Quando l’apostolo Giacomo dice questo, di non avere favoritismi personali, dà
un esempio perché “se nella vostra chiesa, nella vostra assemblea entra uno con
l’anello d’oro, subito lo portate avanti, e il povero lo lasciate da parte”. I
soldi. Lo stesso Paolo dice lo stesso: “I ricchi portano da mangiare e
mangiano, loro, e i poveri, in piedi”, li lasciamo lì come a dire loro:
«Arrangiati come puoi»”. I soldi dividono, l’amore dei soldi divide la
comunità, divide la Chiesa.
Tante volte, nella storia della Chiesa, dove
ci sono deviazioni dottrinali – non sempre, però tante volte – dietro ci sono
dei soldi: i soldi del potere, sia potere politico, sia soldi in contanti, ma
sono soldi. I soldi dividono la comunità. Per questo, la povertà è la madre della
comunità, la povertà è il muro che custodisce la comunità.

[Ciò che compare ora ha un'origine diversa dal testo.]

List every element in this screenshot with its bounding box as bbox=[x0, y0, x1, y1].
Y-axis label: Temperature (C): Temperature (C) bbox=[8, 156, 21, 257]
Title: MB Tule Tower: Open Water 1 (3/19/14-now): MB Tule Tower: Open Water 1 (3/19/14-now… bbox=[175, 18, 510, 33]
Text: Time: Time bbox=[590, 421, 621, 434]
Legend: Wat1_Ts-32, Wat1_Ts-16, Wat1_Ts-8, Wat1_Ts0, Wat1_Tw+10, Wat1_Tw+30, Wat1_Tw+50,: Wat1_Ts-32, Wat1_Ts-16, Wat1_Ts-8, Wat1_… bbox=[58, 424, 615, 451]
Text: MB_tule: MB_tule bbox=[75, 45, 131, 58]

I soldi dividono,
l’interesse personale. Anche nelle famiglie: quante famiglie sono finite divise
per un’eredità? Quante famiglie? E non si parlarono più … Quante famiglie …
Un’eredità … Dividono: i soldi dividono.
Un’altra cosa che divide una comunità è la
vanità, quella voglia di sentirsi migliore degli altri. “Ti ringrazio, Signore,
perché io non sono come gli altri”, la preghiera del fariseo. La vanità,
sentirmi che … E anche la vanità nel farmi vedere, la vanità nelle abitudini,
nel vestirsi: quante volte – non sempre ma quante volte – la celebrazione di un
sacramento è un esempio di vanità, chi va con i vestiti migliori, chi fa quello
e l’altro … La vanità … la festa più grande … Anche lì entra la vanità. E la
vanità divide. Perché la vanità ti porta a fare il pavone e dove c’è il pavone,
c’è divisione, sempre.
Una terza cosa che divide una comunità è il
chiacchiericcio: non è la prima volta che lo dico, ma è la realtà. E la realtà.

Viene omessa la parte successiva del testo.